The City Newsboys Try Society was started in 1895 by William Mark Forster and it was based in a store room at the Cyclorama Building in Melbourne at 192 Little Collins Street. Onians became involved in 1897 and she gathered her fifteen newsboys. She was known as the "Mother of the Newsboys" and she described the boys as rough and they were poor. Australians would have called them "Larrikins". She offered to give classes to the boys and these were accepted. She taught them reading, writing and arithmetic and on Sundays, as a good Anglican, she gave them lessons in scripture. The organisation moved in 1903 to Coromandel Place and in 1907 there was 700 members. In 1923, they moved back to Little Collins Street. This time it was in custom built two storey building. Onians served as the organiser and secretary for over 55 years. Onians donated the records of the Melbourne Newsboys' Club Foundation to the State Library of Victoria.

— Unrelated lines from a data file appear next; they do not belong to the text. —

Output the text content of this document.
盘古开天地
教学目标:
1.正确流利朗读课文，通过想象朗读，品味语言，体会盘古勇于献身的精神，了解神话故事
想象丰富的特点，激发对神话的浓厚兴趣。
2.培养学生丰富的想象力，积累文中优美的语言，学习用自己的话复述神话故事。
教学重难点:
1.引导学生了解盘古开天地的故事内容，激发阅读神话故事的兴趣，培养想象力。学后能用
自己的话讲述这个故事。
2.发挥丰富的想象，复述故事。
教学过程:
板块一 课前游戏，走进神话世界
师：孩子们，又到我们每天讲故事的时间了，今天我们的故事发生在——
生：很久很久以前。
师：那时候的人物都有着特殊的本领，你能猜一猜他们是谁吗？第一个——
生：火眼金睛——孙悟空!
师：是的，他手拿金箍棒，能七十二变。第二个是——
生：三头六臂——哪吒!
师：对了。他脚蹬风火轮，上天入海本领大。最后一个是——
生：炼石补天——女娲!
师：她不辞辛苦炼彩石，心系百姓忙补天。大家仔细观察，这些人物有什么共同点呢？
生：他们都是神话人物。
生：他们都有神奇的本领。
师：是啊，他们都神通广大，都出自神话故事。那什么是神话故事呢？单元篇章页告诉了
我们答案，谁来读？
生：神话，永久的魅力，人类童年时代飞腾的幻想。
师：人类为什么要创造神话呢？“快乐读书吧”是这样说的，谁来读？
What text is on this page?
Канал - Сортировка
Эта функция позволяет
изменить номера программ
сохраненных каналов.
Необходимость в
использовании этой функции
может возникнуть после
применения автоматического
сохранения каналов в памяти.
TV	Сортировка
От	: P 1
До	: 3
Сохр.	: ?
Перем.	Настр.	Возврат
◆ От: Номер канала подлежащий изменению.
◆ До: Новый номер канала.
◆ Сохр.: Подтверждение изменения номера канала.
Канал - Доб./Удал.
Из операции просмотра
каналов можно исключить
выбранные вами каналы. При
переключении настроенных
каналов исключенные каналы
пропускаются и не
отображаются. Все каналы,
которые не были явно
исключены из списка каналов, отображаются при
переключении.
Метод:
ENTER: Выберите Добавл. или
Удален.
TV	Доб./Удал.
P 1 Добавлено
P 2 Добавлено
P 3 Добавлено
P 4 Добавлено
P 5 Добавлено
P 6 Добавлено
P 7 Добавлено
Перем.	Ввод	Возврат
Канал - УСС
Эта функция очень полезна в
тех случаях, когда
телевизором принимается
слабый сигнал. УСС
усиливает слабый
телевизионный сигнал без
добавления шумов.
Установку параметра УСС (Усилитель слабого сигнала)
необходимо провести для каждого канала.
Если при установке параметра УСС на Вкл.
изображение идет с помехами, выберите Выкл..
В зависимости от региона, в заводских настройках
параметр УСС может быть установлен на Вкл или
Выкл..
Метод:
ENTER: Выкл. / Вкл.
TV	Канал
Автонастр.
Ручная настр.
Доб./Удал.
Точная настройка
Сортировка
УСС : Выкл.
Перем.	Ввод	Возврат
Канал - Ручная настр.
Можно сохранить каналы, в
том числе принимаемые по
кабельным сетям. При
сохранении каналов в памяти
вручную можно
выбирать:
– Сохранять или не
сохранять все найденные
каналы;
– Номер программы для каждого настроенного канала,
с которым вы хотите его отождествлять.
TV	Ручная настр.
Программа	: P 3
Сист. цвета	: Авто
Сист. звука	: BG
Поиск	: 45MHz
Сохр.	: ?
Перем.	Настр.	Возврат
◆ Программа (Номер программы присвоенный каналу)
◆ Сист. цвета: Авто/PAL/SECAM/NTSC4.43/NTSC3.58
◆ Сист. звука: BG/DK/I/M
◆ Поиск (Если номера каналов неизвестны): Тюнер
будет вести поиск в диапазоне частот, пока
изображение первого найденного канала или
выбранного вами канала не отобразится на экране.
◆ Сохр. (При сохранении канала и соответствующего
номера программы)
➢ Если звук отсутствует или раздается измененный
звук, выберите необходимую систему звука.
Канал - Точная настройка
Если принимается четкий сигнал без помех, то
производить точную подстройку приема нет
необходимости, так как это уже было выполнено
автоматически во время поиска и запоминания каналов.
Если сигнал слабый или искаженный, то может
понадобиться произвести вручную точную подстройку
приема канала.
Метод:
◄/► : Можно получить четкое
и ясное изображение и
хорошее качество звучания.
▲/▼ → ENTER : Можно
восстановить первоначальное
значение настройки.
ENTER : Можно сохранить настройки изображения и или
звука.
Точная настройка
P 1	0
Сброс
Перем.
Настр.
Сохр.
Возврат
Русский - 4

In 1928, the Street Trading Act came into force and it introduced licensing for street traders. This was due in part due to campaigning by Onians. Boys under twelve were not allowed to trade on the street. The board created by the act was made up of all men, except for Onians.

She was appointed an Officer of the British Empire in the 1933 New Year Honours for her child welfare work in Victoria.

Onians died in 1955, aged 89, in a hospital in Heidelberg, Victoria. Her obituary said that she would be missed by a government minister, the heads of two government departments and 20,000 others who had passed through her organisation.